(dissenting).
I would hold the Scott-Garfield patent invalid for want of invention. New combinations of old elements producing new results, prior art, ordinary skill, and flashes of genius are terms incapable of exact definition. They are terms readily applicable to most any given state of facts to produce most any desired result, or support any desired view. Whether a combination of old elements rises to the dignity of inventive genius producing new and extraordinary results generally depends upon the views of a judge learned in the law but possessed of ordinary engineering or mechanical learning, training, skill or ability. For myself, I fail to discern any spark let alone flash of genius in the arrangements of three conical grinding surfaces upon synchronized rotating axes.
Leading a stream of water from the radiator of an automobile to a miniature radiator equipped with a fan in the body of a car, certainly led to startling and revolutionary results in the heating of automobiles. At once out of the window went heated bricks, hot water bottles, and all •other heating pads. Hot water heaters were universally accepted and yet without exception we have held that the perfection of a hot water heater in an automobile did not involve a flash of genius — only mechanical skill — and therefore the device was mot patentable.
The arrangement of three revolving or moving elements upon synchronized axes or pivotal devices is old in the field of mechanics. The principle is employed in many ways. I fail to see any flash of genius in the arrangement of three conical shaped grinding surfaces with intermeshed teeth rotating in unison upon a drilling stem. Such an arrangement, at best, is but an extension of the same idea embodied in a patent involving two such surfaces and at most requires the application of ordinary mechanical skill.
I am of the further view that in any event the retipping operations constitute permissible repair and not reconstruction. The principal case dealing with this subject is the old case of Wilson v. Simpson, 9 How. 108. This case is a good illustration that we seem to find what we look for in the field of patent law. Like Chief Judge Phillips, I place strong reliance for my views upon this case. In the opinion, in speaking of repairs and giving examples of repairs, the Supreme court says: “In either case, repairing partial injuries, whether they occur from accident or from wear and tear, is only refitting a machine for use. And it is no more than that, though it shall be a replacement of an essential part of a combination. It is the use of the whole of that which a purchaser buys, when the patentee sells to him a machine; and when he repairs the damage which may be done to it, it is no more than the exercise of that right of care which everyone may use to give duration to that which he owns or has a right to use as a whole.”
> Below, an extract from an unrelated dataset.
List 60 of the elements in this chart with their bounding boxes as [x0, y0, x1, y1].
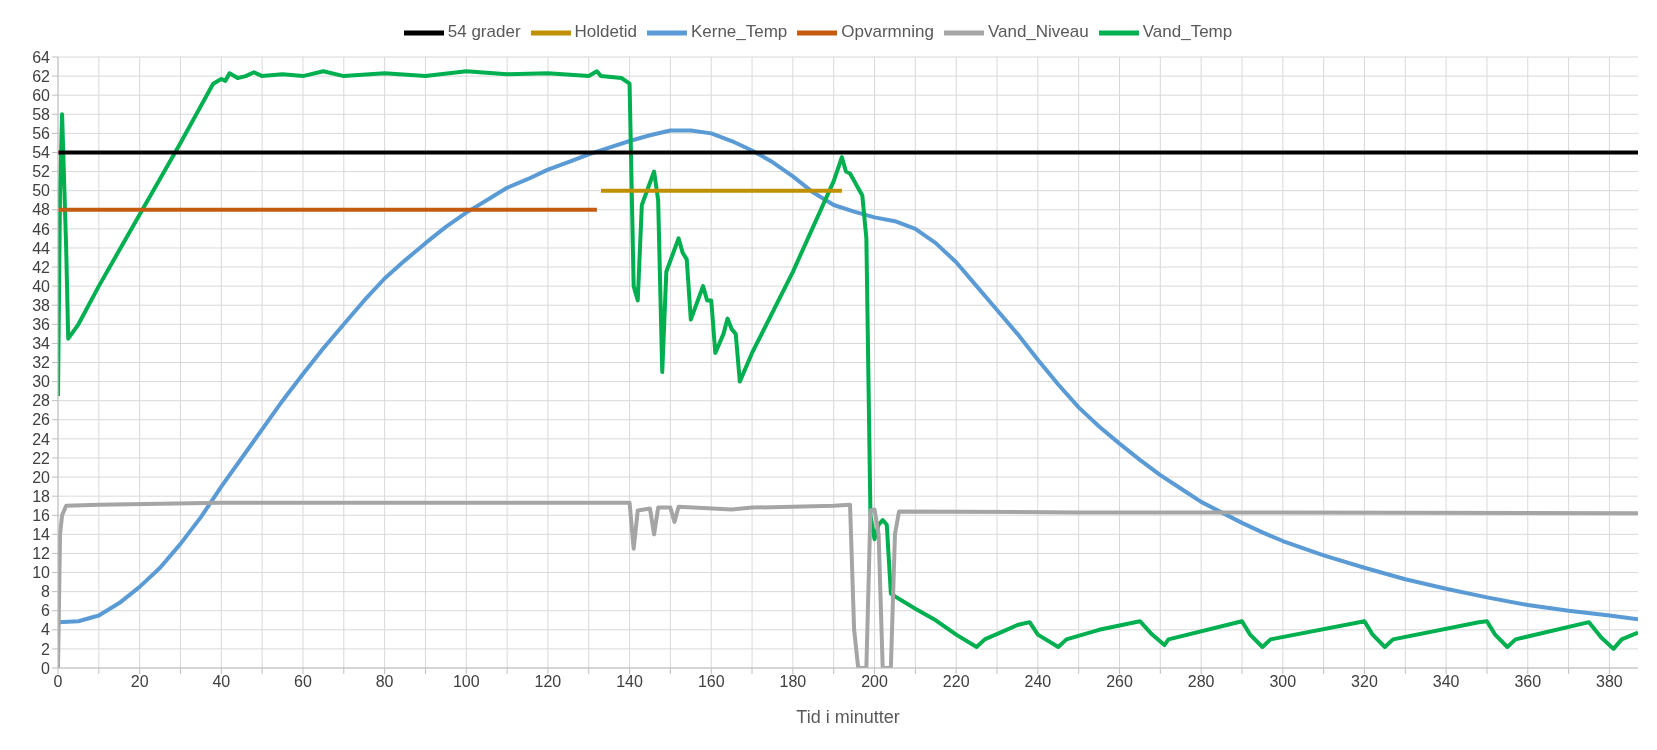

And again the court says: “It would be the right of a purchaser to repair such a thing as that, so as to give it what was its first shape, if it had been turned from it, or, by filing, grinding, or cutting to keep it up to the performance of its original use. But if, as a whole, it should happen to be broken, so that its parts could not be readjusted, or so much worn out as to be useless, then a purchaser cannot make or replace it by another, but he must buy a new one.”
As I understand, neither the Fletcher nor the Scott-Garfield patents covered the length, thickness or shape of the teeth. The Fletcher patent covered intermeshing teeth on two synchro-conical grinding surfaces. The Scott-Garfield patent covered the additional element of three such conical surfaces instead of two.
*287It is clear from the record that appellant’s retipping operations are performed on ‘bits whose teeth still intermesh and at a time when the bits have continuing usability, and that the lessee, as possessor thereof, asserts the continuing right to their further use and releases them only temporarily for the restoration of the teeth to their original size.
Since the teeth still have left some of the original economic use when they are repaired, retipping does not create new teeth or new economic life. It merely extends the economic use of the original teeth beyond a point of time where it would have expired, save for the retipping.
Paraphrasing the language of the Supreme Court in the Wilson case, supra, “A lessee of the Hughes’ bit had the right to the use of the bit until the original teeth and/or bearings were worn out, and when he repaired the damage to the teeth, he did no more than exercise that right of care which everyone may use to give duration to that which he owns or has a right to use as a whole.”
Neither do I see anything in the leasing agreement which prohibits retipping. Since it is an agreement relating to a patented article, it will be carefully scrutinized to make sure that it does not extend the patent monopoly. It is worthy of note that the agreement does not mention retipping or repair. If retipping is held to constitute repair, an agreement prohibiting it would be void because it would extend the patent monopoly. The asserted reason for the agreement is to enable appellee to repossess worn out bits for laboratory experiments and tests. It is conceded that only a small percent of the recovered bits are so analyzed and that the remainder are junked. So it is also without dispute that only a small percent of the bits are capable of being retipped. Permitting retipping of this small number of bits would in no wise interfere with any analytical operations appellee might wish to conduct.
I would hold the Scott-Garfield patent invalid and that the lease agreement does not prohibit retipping.